10.6    To the extent we have any liability under these Terms and to the extent permitted by law, we shall be liable only to the company or organisation that has paid the Delegate Pass Fee and not to any individual Delegate.
10.7    Nothing in these Terms limits or excludes our liability for death or personal injury resulting from negligence, fraud or fraudulent misrepresentation and/or any other liability that cannot lawfully be excluded under English law.
11. Force Majeure
11.1    For the purposes of this Condition 11, an event of Force Majeure means any event beyond the reasonable control of either party, including change in laws or regulations, war, invasion, armed conflict, terrorism, strike, lock-out, labour dispute, failure of suppliers or subcontractors, riot, civil commotion, accident, act of God, fire, flood and storm, epidemic or pandemic.
11.2    If a party is prevented, hindered or delayed from or in performing any of its obligations under these Terms by an event of Force Majeure, the affected party’s obligations under these Terms are suspended without liability while the event of Force Majeure continues and to the extent that it is prevented, hindered or delayed.
11.3    If performance of any obligation under these Terms is prevented, hindered, or delayed due to an event of Force Majeure for at least 60 days either party shall be entitled to terminate these Terms on written notice to the other party.
11.4    The provisions of Condition 11 shall not be relied on in relation to the inability to pay any Delegate Pass Fees due under these Terms.
12. Notices
12.1    We may from time to time send any important notices relating to these Terms by email.  Such notices may relate to matters including changes to these Terms and increases to our Delegate Pass Fees.
13. Transferring rights
13.1    We may transfer our obligations and rights under these Terms to a third party. This may happen, for example, if we sell our business.  If this happens, we will notify you in writing.  Your rights under these Terms will not be affected and our obligations under these Terms will be transferred to the third party who will remain bound by them.
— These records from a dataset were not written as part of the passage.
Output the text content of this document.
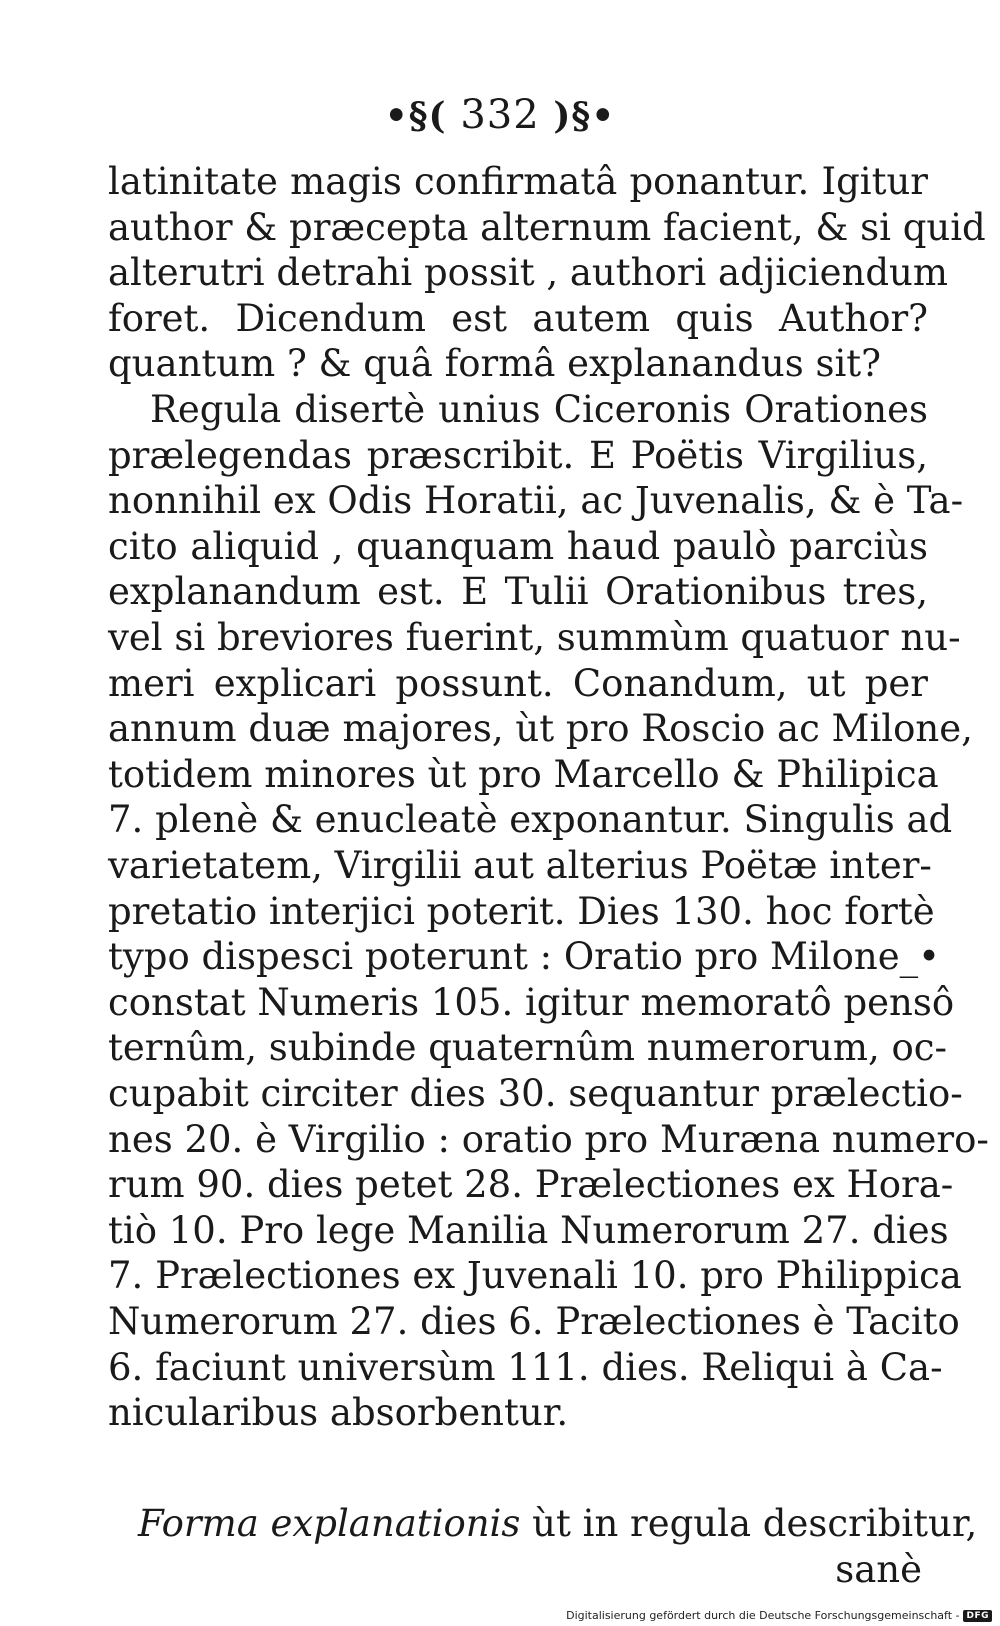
•§( 332 )§•
latinitate magis confirmatâ ponantur. Igitur
author & præcepta alternum facient, & si quid
alterutri detrahi possit , authori adjiciendum
foret. Dicendum est autem quis Author?
quantum ? & quâ formâ explanandus sit?
Regula disertè unius Ciceronis Orationes
prælegendas præscribit. E Poëtis Virgilius,
nonnihil ex Odis Horatii, ac Juvenalis, & è Ta-
cito aliquid , quanquam haud paulò parciùs
explanandum est. E Tulii Orationibus tres,
vel si breviores fuerint, summùm quatuor nu-
meri explicari possunt. Conandum, ut per
annum duæ majores, ùt pro Roscio ac Milone,
totidem minores ùt pro Marcello & Philipica
7. plenè & enucleatè exponantur. Singulis ad
varietatem, Virgilii aut alterius Poëtæ inter-
pretatio interjici poterit. Dies 130. hoc fortè
typo dispesci poterunt : Oratio pro Milone_•
constat Numeris 105. igitur memoratô pensô
ternûm, subinde quaternûm numerorum, oc-
cupabit circiter dies 30. sequantur prælectio-
nes 20. è Virgilio : oratio pro Muræna numero-
rum 90. dies petet 28. Prælectiones ex Hora-
tiò 10. Pro lege Manilia Numerorum 27. dies
7. Prælectiones ex Juvenali 10. pro Philippica
Numerorum 27. dies 6. Prælectiones è Tacito
6. faciunt universùm 111. dies. Reliqui à Ca-
nicularibus absorbentur.
Forma explanationis ùt in regula describitur,
sanè
Digitalisierung gefördert durch die Deutsche Forschungsgemeinschaft - DFG
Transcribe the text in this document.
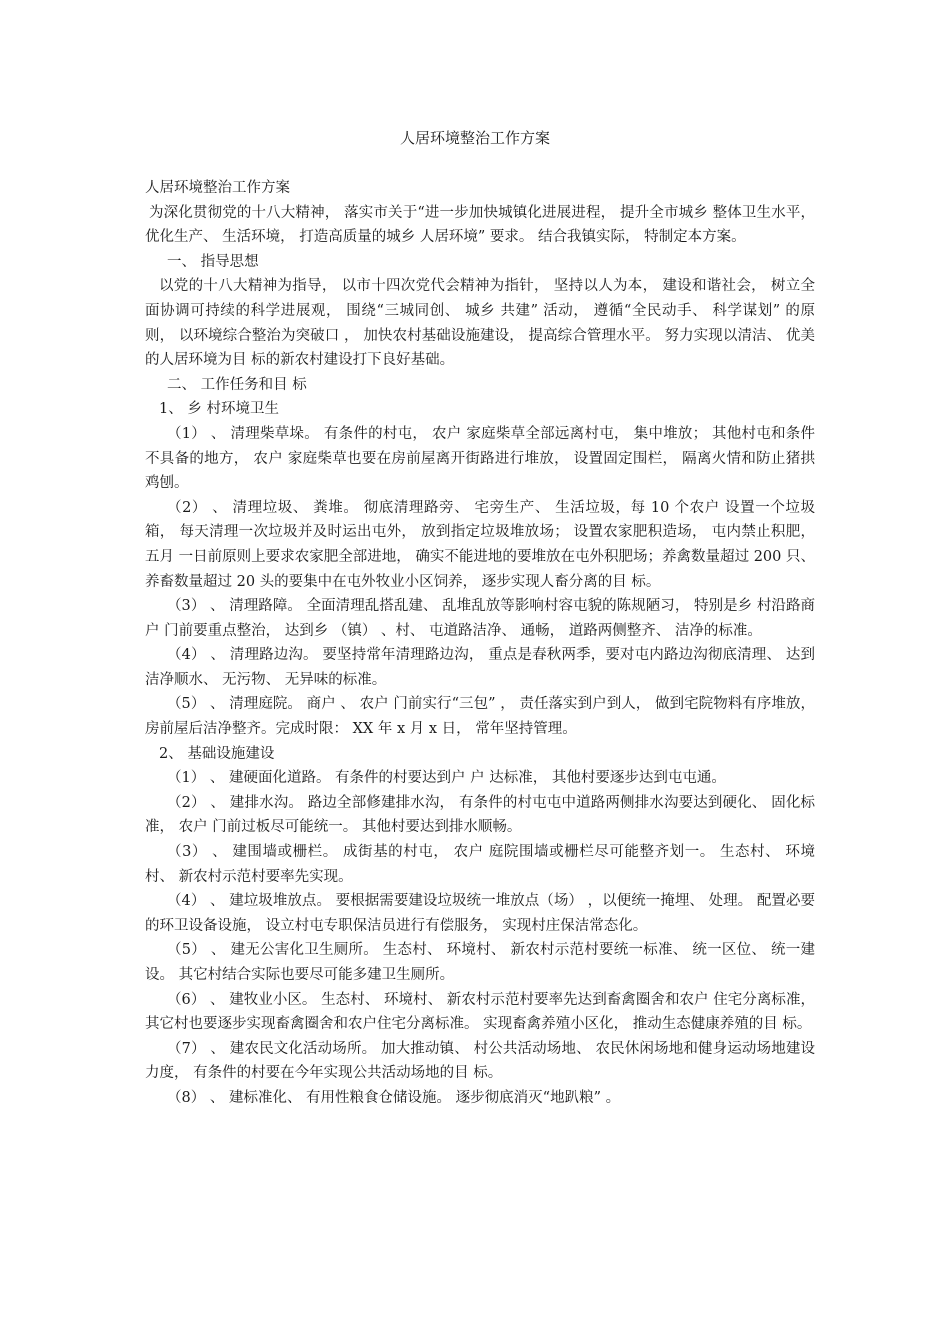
人居环境整治工作方案

人居环境整治工作方案

为深化贯彻党的十八大精神， 落实市关于“进一步加快城镇化进展进程， 提升全市城乡 整体卫生水平， 优化生产、 生活环境， 打造高质量的城乡 人居环境” 要求。 结合我镇实际， 特制定本方案。

一、 指导思想

以党的十八大精神为指导， 以市十四次党代会精神为指针， 坚持以人为本， 建设和谐社会， 树立全面协调可持续的科学进展观， 围绕“三城同创、 城乡 共建” 活动， 遵循“全民动手、 科学谋划” 的原则， 以环境综合整治为突破口 ， 加快农村基础设施建设， 提高综合管理水平。 努力实现以清洁、 优美的人居环境为目 标的新农村建设打下良好基础。

二、 工作任务和目 标

1、 乡 村环境卫生

（1） 、 清理柴草垛。 有条件的村屯， 农户 家庭柴草全部远离村屯， 集中堆放； 其他村屯和条件不具备的地方， 农户 家庭柴草也要在房前屋离开街路进行堆放， 设置固定围栏， 隔离火情和防止猪拱鸡刨。

（2） 、 清理垃圾、 粪堆。 彻底清理路旁、 宅旁生产、 生活垃圾，每 10 个农户 设置一个垃圾箱， 每天清理一次垃圾并及时运出屯外， 放到指定垃圾堆放场； 设置农家肥积造场， 屯内禁止积肥， 五月 一日前原则上要求农家肥全部进地， 确实不能进地的要堆放在屯外积肥场；养禽数量超过 200 只、 养畜数量超过 20 头的要集中在屯外牧业小区饲养， 逐步实现人畜分离的目 标。

（3） 、 清理路障。 全面清理乱搭乱建、 乱堆乱放等影响村容屯貌的陈规陋习， 特别是乡 村沿路商户 门前要重点整治， 达到乡 （镇） 、村、 屯道路洁净、 通畅， 道路两侧整齐、 洁净的标准。

（4） 、 清理路边沟。 要坚持常年清理路边沟， 重点是春秋两季，要对屯内路边沟彻底清理、 达到洁净顺水、 无污物、 无异味的标准。

（5） 、 清理庭院。 商户 、 农户 门前实行“三包” ， 责任落实到户到人， 做到宅院物料有序堆放， 房前屋后洁净整齐。完成时限： XX 年 x 月 x 日， 常年坚持管理。

2、 基础设施建设

（1） 、 建硬面化道路。 有条件的村要达到户 户 达标准， 其他村要逐步达到屯屯通。

（2） 、 建排水沟。 路边全部修建排水沟， 有条件的村屯屯中道路两侧排水沟要达到硬化、 固化标准， 农户 门前过板尽可能统一。 其他村要达到排水顺畅。

（3） 、 建围墙或栅栏。 成街基的村屯， 农户 庭院围墙或栅栏尽可能整齐划一。 生态村、 环境村、 新农村示范村要率先实现。

（4） 、 建垃圾堆放点。 要根据需要建设垃圾统一堆放点（场） ，以便统一掩埋、 处理。 配置必要的环卫设备设施， 设立村屯专职保洁员进行有偿服务， 实现村庄保洁常态化。

（5） 、 建无公害化卫生厕所。 生态村、 环境村、 新农村示范村要统一标准、 统一区位、 统一建设。 其它村结合实际也要尽可能多建卫生厕所。

（6） 、 建牧业小区。 生态村、 环境村、 新农村示范村要率先达到畜禽圈舍和农户 住宅分离标准， 其它村也要逐步实现畜禽圈舍和农户住宅分离标准。 实现畜禽养殖小区化， 推动生态健康养殖的目 标。

（7） 、 建农民文化活动场所。 加大推动镇、 村公共活动场地、 农民休闲场地和健身运动场地建设力度， 有条件的村要在今年实现公共活动场地的目 标。

（8） 、 建标准化、 有用性粮食仓储设施。 逐步彻底消灭“地趴粮” 。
13.2    You may not transfer your obligations and rights under these Terms without our express prior written permission.
14. Third party rights
14.1    These Terms are between us and you.  They are not intended to benefit any other person or third party in any way and no such person or party will be entitled to enforce any provision of these Terms.
15. Severability
15.1    If any of the provisions of these Terms are found to be unlawful, invalid or otherwise unenforceable by any court or other authority, then such provision shall be deemed severed from the remainder of these Terms.  The remainder of these Terms shall be valid and enforceable.
16. No waiver
16.1    No failure or delay by us in exercising any of our rights under these Terms means that we have waived that right, and no waiver by us of a breach of any provision of these Terms means that we will waive any subsequent breach of the same or any other provision.
17. Dispute Resolution 
17.1    If a dispute arises between the parties under these Terms, then within 5 (five) Business Days of the dispute arising, the dispute shall be escalated by each of the parties to a director.  If the directors are unable to resolve the dispute within 10 (ten) Business Days, then the parties shall be entitled to pursue legal action under Condition 18.
18. Governing law and Jurisdiction
18.1     These Terms shall be governed by and construed in accordance with the laws of England and Wales. The parties agree that any dispute arising from these Terms will be subject to the exclusive jurisdiction of the English courts.